Iowa Code § 490.149

Current through March 29, 2024
Section 490.149 - Notice requirements
1. Unless shareholder approval is required under section 490.147, subsection 3, prompt notice of an action taken under section 490.147 shall be given to each holder of valid and putative shares, regardless of whether entitled to vote, as of all of the following:
a. The date of such action by the board of directors.
b. The date of the defective corporate action ratified, provided that notice shall not be required to be given to holders of valid and putative shares whose identities or addresses for notice cannot be determined from the records of the corporation.
2. The notice must contain all of the following:
a. Either a copy of the action taken by the board of directors in accordance with section 490.147, subsection 1 or 2, or the information required by section 490.147, subsection 1, paragraphs "a" through "d", or section 490.147, subsection 2, paragraphs "a" through "c", as applicable.
b.

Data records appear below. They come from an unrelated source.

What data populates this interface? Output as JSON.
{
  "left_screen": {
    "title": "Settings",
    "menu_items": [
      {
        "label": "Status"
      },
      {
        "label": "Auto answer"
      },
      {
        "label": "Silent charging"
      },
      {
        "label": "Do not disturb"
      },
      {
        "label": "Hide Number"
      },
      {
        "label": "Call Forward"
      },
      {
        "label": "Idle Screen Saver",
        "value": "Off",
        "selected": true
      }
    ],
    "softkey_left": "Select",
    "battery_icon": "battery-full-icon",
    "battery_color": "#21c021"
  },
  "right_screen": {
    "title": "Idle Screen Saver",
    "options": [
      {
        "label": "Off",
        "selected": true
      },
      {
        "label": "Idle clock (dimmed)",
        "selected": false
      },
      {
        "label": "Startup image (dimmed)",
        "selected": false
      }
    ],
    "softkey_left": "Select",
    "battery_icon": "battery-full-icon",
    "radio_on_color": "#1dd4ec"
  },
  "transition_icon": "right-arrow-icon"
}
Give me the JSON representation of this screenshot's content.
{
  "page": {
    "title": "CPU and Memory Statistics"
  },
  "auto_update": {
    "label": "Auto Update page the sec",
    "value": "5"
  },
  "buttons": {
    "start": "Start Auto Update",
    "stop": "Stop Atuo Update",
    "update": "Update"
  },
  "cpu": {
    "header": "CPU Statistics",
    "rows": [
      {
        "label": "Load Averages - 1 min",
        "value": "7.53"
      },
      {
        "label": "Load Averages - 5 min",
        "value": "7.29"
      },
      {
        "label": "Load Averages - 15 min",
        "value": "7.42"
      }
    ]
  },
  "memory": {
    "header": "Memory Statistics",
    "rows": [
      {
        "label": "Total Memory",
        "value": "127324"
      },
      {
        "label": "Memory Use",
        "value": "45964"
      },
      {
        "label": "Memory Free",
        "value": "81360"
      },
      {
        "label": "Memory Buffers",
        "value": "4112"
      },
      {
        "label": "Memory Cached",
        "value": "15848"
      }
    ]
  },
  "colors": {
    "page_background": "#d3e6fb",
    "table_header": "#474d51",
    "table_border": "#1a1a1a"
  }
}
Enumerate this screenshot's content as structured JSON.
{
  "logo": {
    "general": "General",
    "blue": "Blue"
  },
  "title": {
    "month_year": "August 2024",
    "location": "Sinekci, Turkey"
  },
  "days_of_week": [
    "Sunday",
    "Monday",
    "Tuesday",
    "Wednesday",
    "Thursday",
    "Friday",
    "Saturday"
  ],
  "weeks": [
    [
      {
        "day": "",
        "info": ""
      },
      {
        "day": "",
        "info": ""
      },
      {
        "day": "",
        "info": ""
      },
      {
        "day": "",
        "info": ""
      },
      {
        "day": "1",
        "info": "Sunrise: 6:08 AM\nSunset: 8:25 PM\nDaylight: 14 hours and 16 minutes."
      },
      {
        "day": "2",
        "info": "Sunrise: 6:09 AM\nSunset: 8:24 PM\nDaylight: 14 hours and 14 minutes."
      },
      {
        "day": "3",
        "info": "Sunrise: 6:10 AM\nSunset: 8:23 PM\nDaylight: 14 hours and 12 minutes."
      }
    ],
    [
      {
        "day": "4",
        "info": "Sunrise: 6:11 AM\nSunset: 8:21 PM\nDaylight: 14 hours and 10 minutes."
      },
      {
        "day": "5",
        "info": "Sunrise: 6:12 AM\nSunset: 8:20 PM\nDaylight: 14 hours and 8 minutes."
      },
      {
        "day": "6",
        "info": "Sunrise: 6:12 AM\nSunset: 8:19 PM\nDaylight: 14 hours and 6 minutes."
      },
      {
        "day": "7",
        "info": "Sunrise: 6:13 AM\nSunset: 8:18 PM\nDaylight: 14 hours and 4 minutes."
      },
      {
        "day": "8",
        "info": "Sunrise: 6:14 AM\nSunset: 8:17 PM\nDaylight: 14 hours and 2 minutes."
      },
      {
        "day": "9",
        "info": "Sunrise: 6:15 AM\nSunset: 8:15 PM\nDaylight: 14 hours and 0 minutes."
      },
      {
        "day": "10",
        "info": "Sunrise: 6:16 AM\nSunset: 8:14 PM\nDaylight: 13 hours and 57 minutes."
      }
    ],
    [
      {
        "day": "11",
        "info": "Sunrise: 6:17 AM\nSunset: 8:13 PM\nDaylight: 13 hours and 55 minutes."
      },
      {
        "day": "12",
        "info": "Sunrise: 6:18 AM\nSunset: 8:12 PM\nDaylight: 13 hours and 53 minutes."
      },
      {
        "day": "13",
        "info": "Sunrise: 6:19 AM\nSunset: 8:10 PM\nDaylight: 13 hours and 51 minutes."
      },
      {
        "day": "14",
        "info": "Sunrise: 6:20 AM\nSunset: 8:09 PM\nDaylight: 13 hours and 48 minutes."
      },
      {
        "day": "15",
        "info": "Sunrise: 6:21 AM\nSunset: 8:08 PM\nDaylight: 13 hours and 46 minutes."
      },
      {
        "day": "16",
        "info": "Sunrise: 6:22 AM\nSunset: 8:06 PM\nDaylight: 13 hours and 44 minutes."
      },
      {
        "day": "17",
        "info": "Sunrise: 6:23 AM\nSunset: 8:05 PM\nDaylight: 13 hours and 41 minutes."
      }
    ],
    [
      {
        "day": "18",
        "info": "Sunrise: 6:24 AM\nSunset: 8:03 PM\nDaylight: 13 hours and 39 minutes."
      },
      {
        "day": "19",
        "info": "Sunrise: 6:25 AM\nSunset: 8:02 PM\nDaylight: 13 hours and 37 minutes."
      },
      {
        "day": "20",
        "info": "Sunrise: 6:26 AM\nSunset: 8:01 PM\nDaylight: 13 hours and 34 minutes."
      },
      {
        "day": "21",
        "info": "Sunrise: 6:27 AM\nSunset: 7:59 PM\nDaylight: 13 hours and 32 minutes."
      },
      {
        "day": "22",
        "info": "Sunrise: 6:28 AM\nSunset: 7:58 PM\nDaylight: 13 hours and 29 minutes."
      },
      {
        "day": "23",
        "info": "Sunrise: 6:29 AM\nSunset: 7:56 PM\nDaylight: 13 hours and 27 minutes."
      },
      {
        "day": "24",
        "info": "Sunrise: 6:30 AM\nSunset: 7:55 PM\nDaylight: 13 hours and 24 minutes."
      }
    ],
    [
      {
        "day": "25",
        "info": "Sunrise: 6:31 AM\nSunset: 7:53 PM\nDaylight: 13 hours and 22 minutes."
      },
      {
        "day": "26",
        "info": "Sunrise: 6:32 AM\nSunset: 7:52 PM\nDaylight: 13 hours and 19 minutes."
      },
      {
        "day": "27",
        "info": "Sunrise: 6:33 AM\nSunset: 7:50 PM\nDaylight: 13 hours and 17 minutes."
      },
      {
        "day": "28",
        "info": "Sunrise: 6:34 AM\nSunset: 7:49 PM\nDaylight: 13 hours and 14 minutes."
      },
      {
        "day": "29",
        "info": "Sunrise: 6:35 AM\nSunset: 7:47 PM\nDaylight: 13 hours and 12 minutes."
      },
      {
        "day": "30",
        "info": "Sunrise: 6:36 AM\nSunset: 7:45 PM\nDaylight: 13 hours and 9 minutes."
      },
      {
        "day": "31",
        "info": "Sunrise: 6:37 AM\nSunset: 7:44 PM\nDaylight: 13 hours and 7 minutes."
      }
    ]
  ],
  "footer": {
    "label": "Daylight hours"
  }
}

A statement that any claim that the ratification of the defective corporate action and any putative shares issued as a result of such defective corporate action should not be effective, or should be effective only on certain conditions, shall be brought within one hundred twenty days from the applicable validation effective time.
3. No notice under this section is required with respect to any action required to be submitted to shareholders for approval under section 490.147, subsection 3, if notice is given in accordance with section 490.148, subsection 2.
4. A notice required by this section may be given in any manner permitted by section 490.141 and, for any corporation subject to the reporting requirements of section 13 or 15(d) of the federal Securities Exchange Act of 1934, may be given by means of a filing or furnishing of such notice with the United States securities and exchange commission.

Iowa Code § 490.149

2021 Acts, ch 165, § 22, 230

Amended by 2021 Iowa, ch 165, s 22, eff. 1/1/2022.